S-OIL has a dedicated audit organization that reports directly to the BAC to guarantee independence and expertise of internal audits. The BAC appoints an external auditor and assesses S-OIL's internal accounting management system, through an objective and independent review as per the relevant processes on external auditor appointment and internal accounting management system assessment. S-OIL enhances transparency and corporate value by conducting thorough internal audits over accounting and overall business activities. The audit organization, based on the auditors' extensive experience and in-depth understanding of business operations, concentrates its auditing capabilities on sustaining a sound internal control system and improving efficiency in work processes and cost structures.

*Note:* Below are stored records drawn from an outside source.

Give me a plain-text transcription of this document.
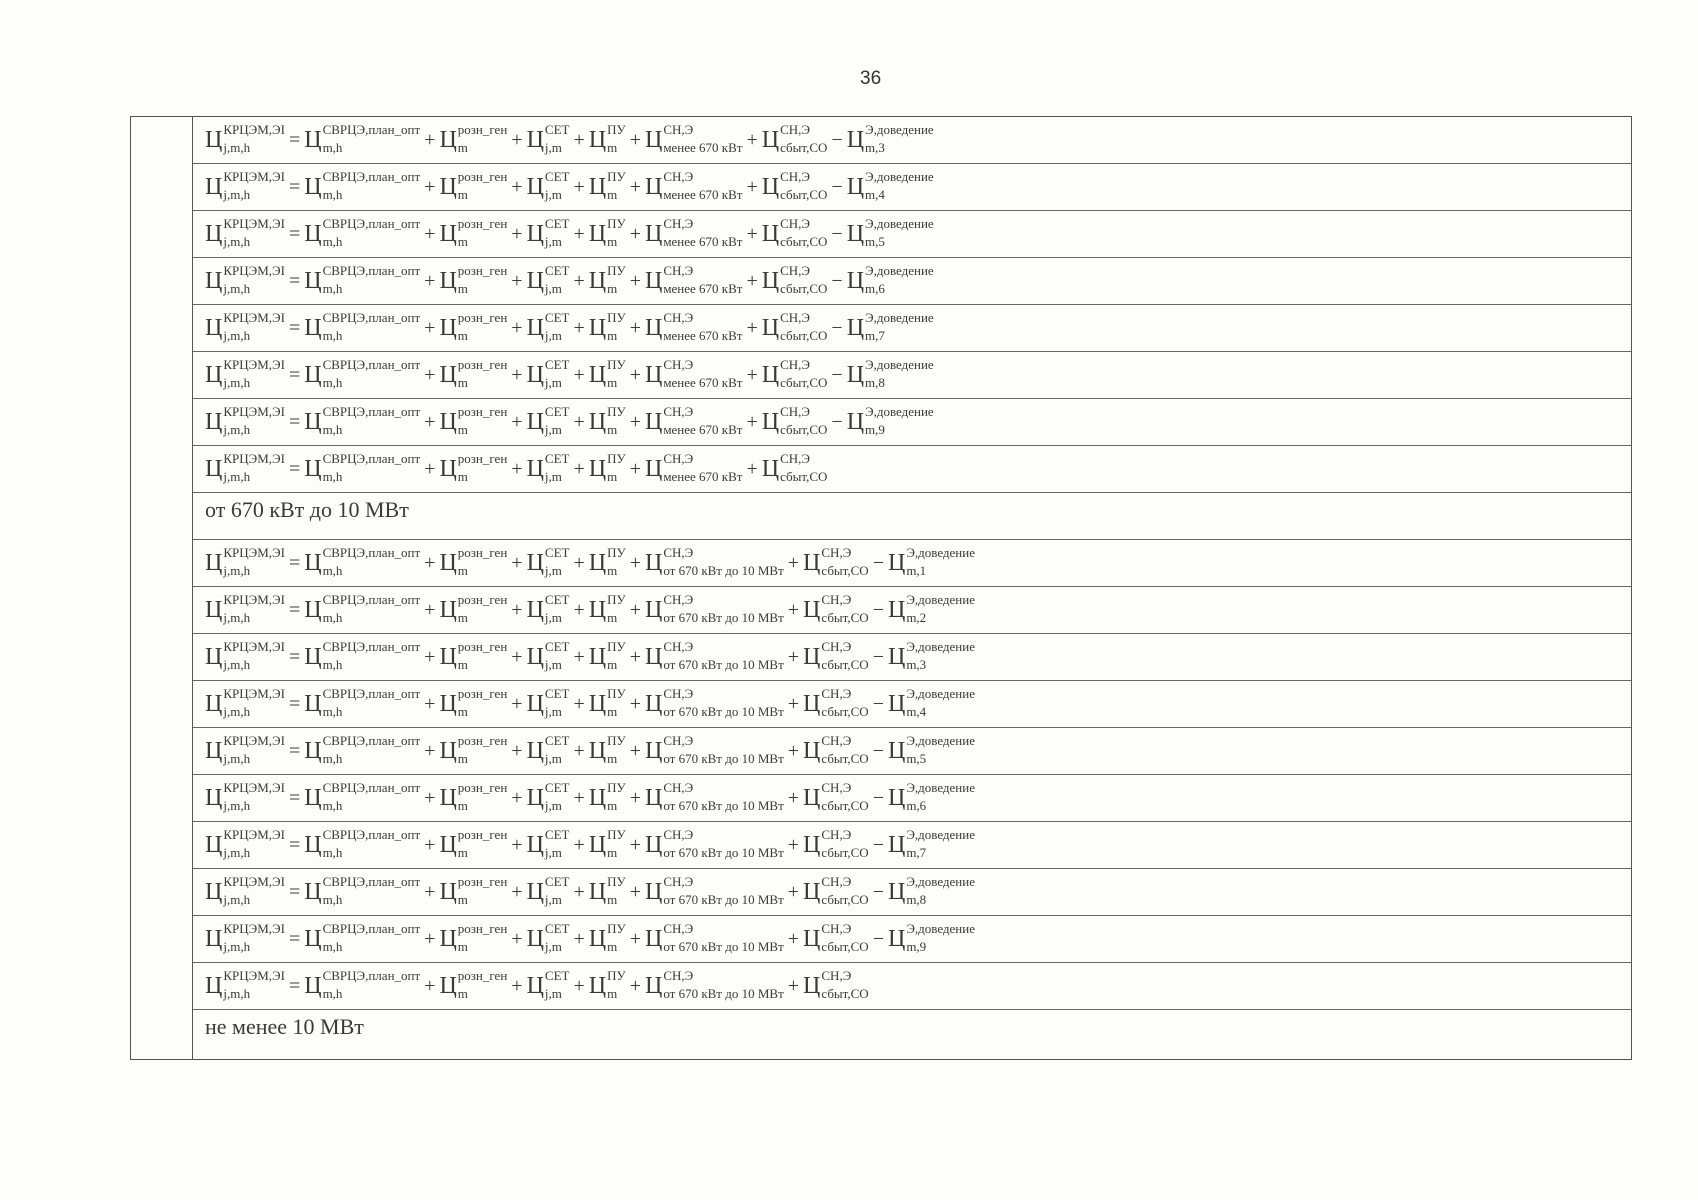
36
Ц КРЦЭМ,ЭI
j,m,h	= Ц СВРЦЭ,план_опт
m,h	+ Ц розн_ген
m	+ Ц СЕТ
j,m + Ц ПУ
m + Ц СН,Э
менее 670 кВт + Ц СН,Э
сбыт,СО − Ц Э,доведение
m,3
Ц КРЦЭМ,ЭI
j,m,h	= Ц СВРЦЭ,план_опт
m,h	+ Ц розн_ген
m	+ Ц СЕТ
j,m + Ц ПУ
m + Ц СН,Э
менее 670 кВт + Ц СН,Э
сбыт,СО − Ц Э,доведение
m,4
Ц КРЦЭМ,ЭI
j,m,h	= Ц СВРЦЭ,план_опт
m,h	+ Ц розн_ген
m	+ Ц СЕТ
j,m + Ц ПУ
m + Ц СН,Э
менее 670 кВт + Ц СН,Э
сбыт,СО − Ц Э,доведение
m,5
Ц КРЦЭМ,ЭI
j,m,h	= Ц СВРЦЭ,план_опт
m,h	+ Ц розн_ген
m	+ Ц СЕТ
j,m + Ц ПУ
m + Ц СН,Э
менее 670 кВт + Ц СН,Э
сбыт,СО − Ц Э,доведение
m,6
Ц КРЦЭМ,ЭI
j,m,h	= Ц СВРЦЭ,план_опт
m,h	+ Ц розн_ген
m	+ Ц СЕТ
j,m + Ц ПУ
m + Ц СН,Э
менее 670 кВт + Ц СН,Э
сбыт,СО − Ц Э,доведение
m,7
Ц КРЦЭМ,ЭI
j,m,h	= Ц СВРЦЭ,план_опт
m,h	+ Ц розн_ген
m	+ Ц СЕТ
j,m + Ц ПУ
m + Ц СН,Э
менее 670 кВт + Ц СН,Э
сбыт,СО − Ц Э,доведение
m,8
Ц КРЦЭМ,ЭI
j,m,h	= Ц СВРЦЭ,план_опт
m,h	+ Ц розн_ген
m	+ Ц СЕТ
j,m + Ц ПУ
m + Ц СН,Э
менее 670 кВт + Ц СН,Э
сбыт,СО − Ц Э,доведение
m,9
Ц КРЦЭМ,ЭI
j,m,h	= Ц СВРЦЭ,план_опт
m,h	+ Ц розн_ген
m	+ Ц СЕТ
j,m + Ц ПУ
m + Ц СН,Э
менее 670 кВт + Ц СН,Э
сбыт,СО
от 670 кВт до 10 МВт
Ц КРЦЭМ,ЭI
j,m,h	= Ц СВРЦЭ,план_опт
m,h	+ Ц розн_ген
m	+ Ц СЕТ
j,m + Ц ПУ
m + Ц СН,Э
от 670 кВт до 10 МВт + Ц СН,Э
сбыт,СО − Ц Э,доведение
m,1
Ц КРЦЭМ,ЭI
j,m,h	= Ц СВРЦЭ,план_опт
m,h	+ Ц розн_ген
m	+ Ц СЕТ
j,m + Ц ПУ
m + Ц СН,Э
от 670 кВт до 10 МВт + Ц СН,Э
сбыт,СО − Ц Э,доведение
m,2
Ц КРЦЭМ,ЭI
j,m,h	= Ц СВРЦЭ,план_опт
m,h	+ Ц розн_ген
m	+ Ц СЕТ
j,m + Ц ПУ
m + Ц СН,Э
от 670 кВт до 10 МВт + Ц СН,Э
сбыт,СО − Ц Э,доведение
m,3
Ц КРЦЭМ,ЭI
j,m,h	= Ц СВРЦЭ,план_опт
m,h	+ Ц розн_ген
m	+ Ц СЕТ
j,m + Ц ПУ
m + Ц СН,Э
от 670 кВт до 10 МВт + Ц СН,Э
сбыт,СО − Ц Э,доведение
m,4
Ц КРЦЭМ,ЭI
j,m,h	= Ц СВРЦЭ,план_опт
m,h	+ Ц розн_ген
m	+ Ц СЕТ
j,m + Ц ПУ
m + Ц СН,Э
от 670 кВт до 10 МВт + Ц СН,Э
сбыт,СО − Ц Э,доведение
m,5
Ц КРЦЭМ,ЭI
j,m,h	= Ц СВРЦЭ,план_опт
m,h	+ Ц розн_ген
m	+ Ц СЕТ
j,m + Ц ПУ
m + Ц СН,Э
от 670 кВт до 10 МВт + Ц СН,Э
сбыт,СО − Ц Э,доведение
m,6
Ц КРЦЭМ,ЭI
j,m,h	= Ц СВРЦЭ,план_опт
m,h	+ Ц розн_ген
m	+ Ц СЕТ
j,m + Ц ПУ
m + Ц СН,Э
от 670 кВт до 10 МВт + Ц СН,Э
сбыт,СО − Ц Э,доведение
m,7
Ц КРЦЭМ,ЭI
j,m,h	= Ц СВРЦЭ,план_опт
m,h	+ Ц розн_ген
m	+ Ц СЕТ
j,m + Ц ПУ
m + Ц СН,Э
от 670 кВт до 10 МВт + Ц СН,Э
сбыт,СО − Ц Э,доведение
m,8
Ц КРЦЭМ,ЭI
j,m,h	= Ц СВРЦЭ,план_опт
m,h	+ Ц розн_ген
m	+ Ц СЕТ
j,m + Ц ПУ
m + Ц СН,Э
от 670 кВт до 10 МВт + Ц СН,Э
сбыт,СО − Ц Э,доведение
m,9
Ц КРЦЭМ,ЭI
j,m,h	= Ц СВРЦЭ,план_опт
m,h	+ Ц розн_ген
m	+ Ц СЕТ
j,m + Ц ПУ
m + Ц СН,Э
от 670 кВт до 10 МВт + Ц СН,Э
сбыт,СО
не менее 10 МВт
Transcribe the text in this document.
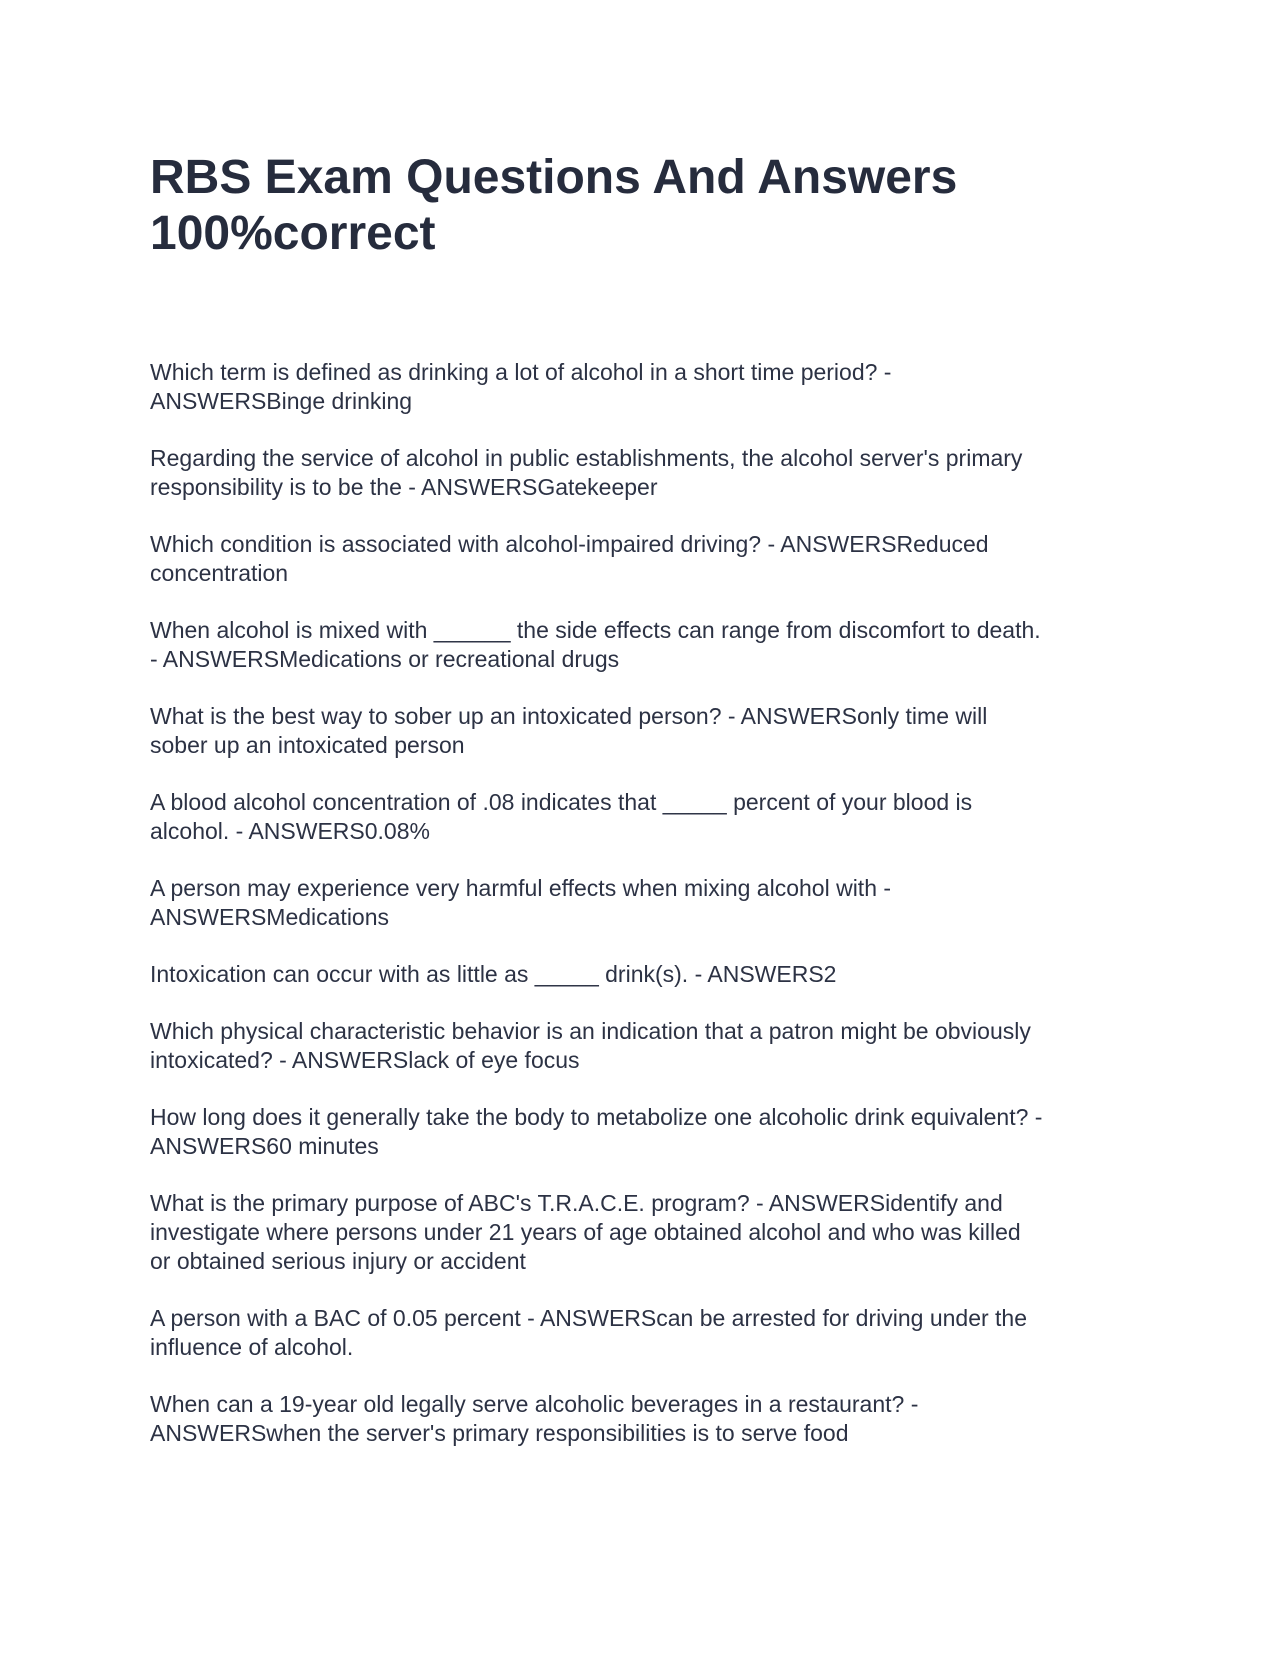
RBS Exam Questions And Answers
100%correct

Which term is defined as drinking a lot of alcohol in a short time period? -
ANSWERSBinge drinking

Regarding the service of alcohol in public establishments, the alcohol server's primary
responsibility is to be the - ANSWERSGatekeeper

Which condition is associated with alcohol-impaired driving? - ANSWERSReduced
concentration

When alcohol is mixed with ______ the side effects can range from discomfort to death.
- ANSWERSMedications or recreational drugs

What is the best way to sober up an intoxicated person? - ANSWERSonly time will
sober up an intoxicated person

A blood alcohol concentration of .08 indicates that _____ percent of your blood is
alcohol. - ANSWERS0.08%

A person may experience very harmful effects when mixing alcohol with -
ANSWERSMedications

Intoxication can occur with as little as _____ drink(s). - ANSWERS2

Which physical characteristic behavior is an indication that a patron might be obviously
intoxicated? - ANSWERSlack of eye focus

How long does it generally take the body to metabolize one alcoholic drink equivalent? -
ANSWERS60 minutes

What is the primary purpose of ABC's T.R.A.C.E. program? - ANSWERSidentify and
investigate where persons under 21 years of age obtained alcohol and who was killed
or obtained serious injury or accident

A person with a BAC of 0.05 percent - ANSWERScan be arrested for driving under the
influence of alcohol.

When can a 19-year old legally serve alcoholic beverages in a restaurant? -
ANSWERSwhen the server's primary responsibilities is to serve food
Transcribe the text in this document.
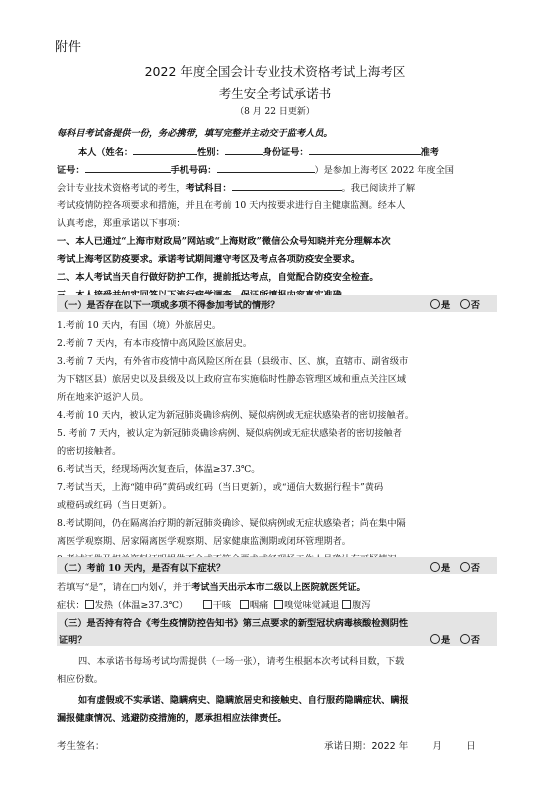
附件
2022 年度全国会计专业技术资格考试上海考区
考生安全考试承诺书
（8 月 22 日更新）
每科目考试备提供一份，务必携带，填写完整并主动交于监考人员。
本人（姓名：	性别：	身份证号：	准考
证号：	手机号码：	）是参加上海考区 2022 年度全国
会计专业技术资格考试的考生，考试科目：	。我已阅读并了解
考试疫情防控各项要求和措施，并且在考前 10 天内按要求进行自主健康监测。经本人
认真考虑，郑重承诺以下事项：
一、本人已通过“上海市财政局”网站或“上海财政”微信公众号知晓并充分理解本次
考试上海考区防疫要求。承诺考试期间遵守考区及考点各项防疫安全要求。
二、本人考试当天自行做好防护工作，提前抵达考点，自觉配合防疫安全检查。
（一）是否存在以下一项或多项不得参加考试的情形？	是 否
1.考前 10 天内，有国（境）外旅居史。
2.考前 7 天内，有本市疫情中高风险区旅居史。
3.考前 7 天内，有外省市疫情中高风险区所在县（县级市、区、旗，直辖市、副省级市
为下辖区县）旅居史以及县级及以上政府宣布实施临时性静态管理区域和重点关注区域
所在地来沪返沪人员。
4.考前 10 天内，被认定为新冠肺炎确诊病例、疑似病例或无症状感染者的密切接触者。
5. 考前 7 天内，被认定为新冠肺炎确诊病例、疑似病例或无症状感染者的密切接触者
的密切接触者。
6.考试当天，经现场两次复查后，体温≥37.3℃。
7.考试当天，上海“随申码”黄码或红码（当日更新），或“通信大数据行程卡”黄码
或橙码或红码（当日更新）。
8.考试期间，仍在隔离治疗期的新冠肺炎确诊、疑似病例或无症状感染者；尚在集中隔
离医学观察期、居家隔离医学观察期、居家健康监测期或闭环管理期者。
（二）考前 10 天内，是否有以下症状？	是 否
若填写“是”，请在□内划√，并于考试当天出示本市二级以上医院就医凭证。
症状： 发热（体温≥37.3℃）	干咳 咽痛 嗅觉味觉减退 腹泻
（三）是否持有符合《考生疫情防控告知书》第三点要求的新型冠状病毒核酸检测阴性
证明？	是 否
四、本承诺书每场考试均需提供（一场一张），请考生根据本次考试科目数，下载
相应份数。
如有虚假或不实承诺、隐瞒病史、隐瞒旅居史和接触史、自行服药隐瞒症状、瞒报
漏报健康情况、逃避防疫措施的，愿承担相应法律责任。
考生签名：	承诺日期：2022 年	月	日
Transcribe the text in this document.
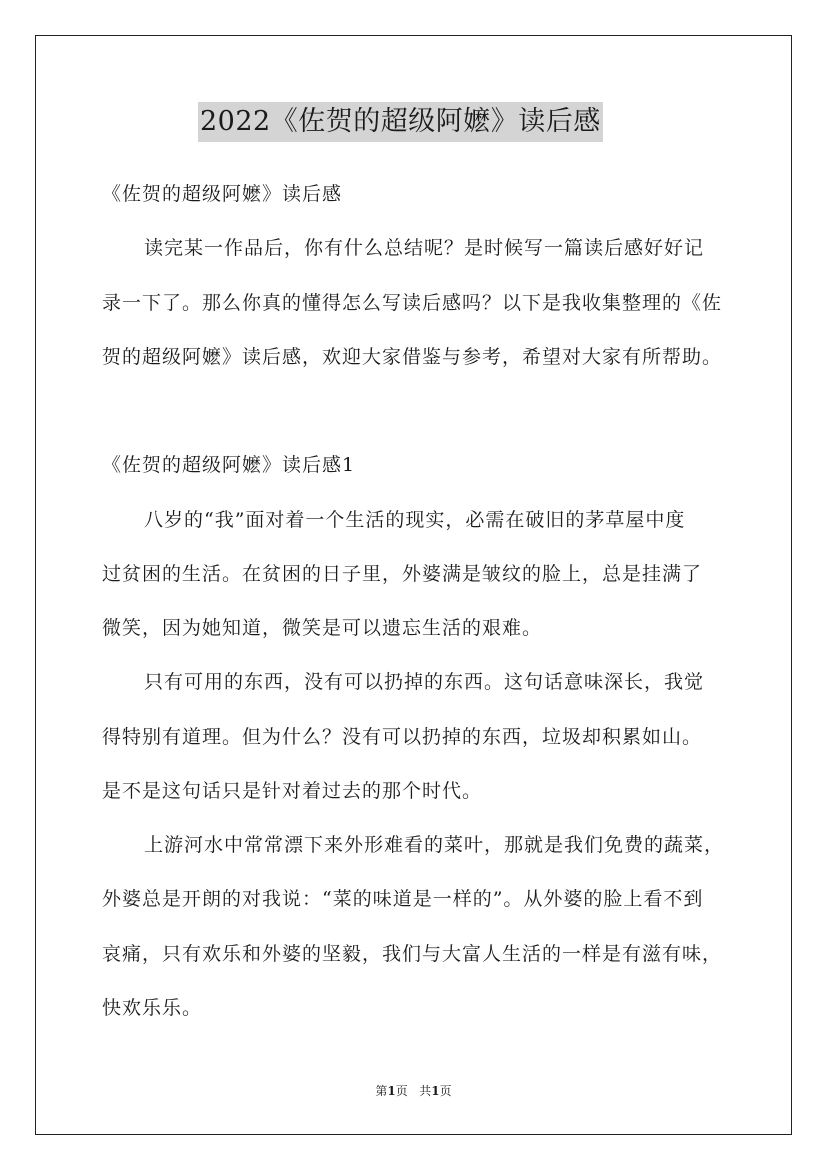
2022《佐贺的超级阿嬷》读后感
《佐贺的超级阿嬷》读后感
读完某一作品后，你有什么总结呢？是时候写一篇读后感好好记
录一下了。那么你真的懂得怎么写读后感吗？以下是我收集整理的《佐
贺的超级阿嬷》读后感，欢迎大家借鉴与参考，希望对大家有所帮助。
《佐贺的超级阿嬷》读后感1
八岁的“我”面对着一个生活的现实，必需在破旧的茅草屋中度
过贫困的生活。在贫困的日子里，外婆满是皱纹的脸上，总是挂满了
微笑，因为她知道，微笑是可以遗忘生活的艰难。
只有可用的东西，没有可以扔掉的东西。这句话意味深长，我觉
得特别有道理。但为什么？没有可以扔掉的东西，垃圾却积累如山。
是不是这句话只是针对着过去的那个时代。
上游河水中常常漂下来外形难看的菜叶，那就是我们免费的蔬菜，
外婆总是开朗的对我说：“菜的味道是一样的”。从外婆的脸上看不到
哀痛，只有欢乐和外婆的坚毅，我们与大富人生活的一样是有滋有味，
快欢乐乐。
第1页 共1页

In 2020, S-OIL reinforced the segregation of duties, and shared audit results from the past 10 years to prevent the similar cases from being repeated. S-OIL actively notifies its ethics management policy and the hotlines for whistle-blowing to employees, customers, and suppliers, to encourage reporting unethical behaviors and strengthen protection for whistle-blowers. In addition, reported cases are investigated thoroughly and remedial actions are taken for cases confirmed as facts to prevent recurrence. Also, S-OIL continuously refined the internal audit regulations and procedures to strengthen internal control, and conducted both regular and ad-hoc audits as per the risk-based audit plan that help raise the compliance level and self-audit mindset of employees.
S-OIL commissioned an independent audit quality assessment of its internal audit function to identify improvement areas and attain higher audit quality in 2018. The assessment was done by an independent third-party agency Artner Consulting based on the International Standards of Institute of Internal Auditors, and S-OIL's internal audit function received the highest rating of “Very Satisfied”. S-OIL actively helps auditors to improve individual competency by attending various training courses and to obtain professional certificates in internal audit. S-OIL implements the constant monitoring for detection of abnormal patterns and improvement areas through in-depth data analysis utilizing Audit Command Language, a professional audit software.
As stated above, S-OIL strives to enhance corporate value through the objective and independent operation of the BAC and the internal audit organization, an effective audit system comparable with that of leading global companies, and the execution of process improvement oriented audits.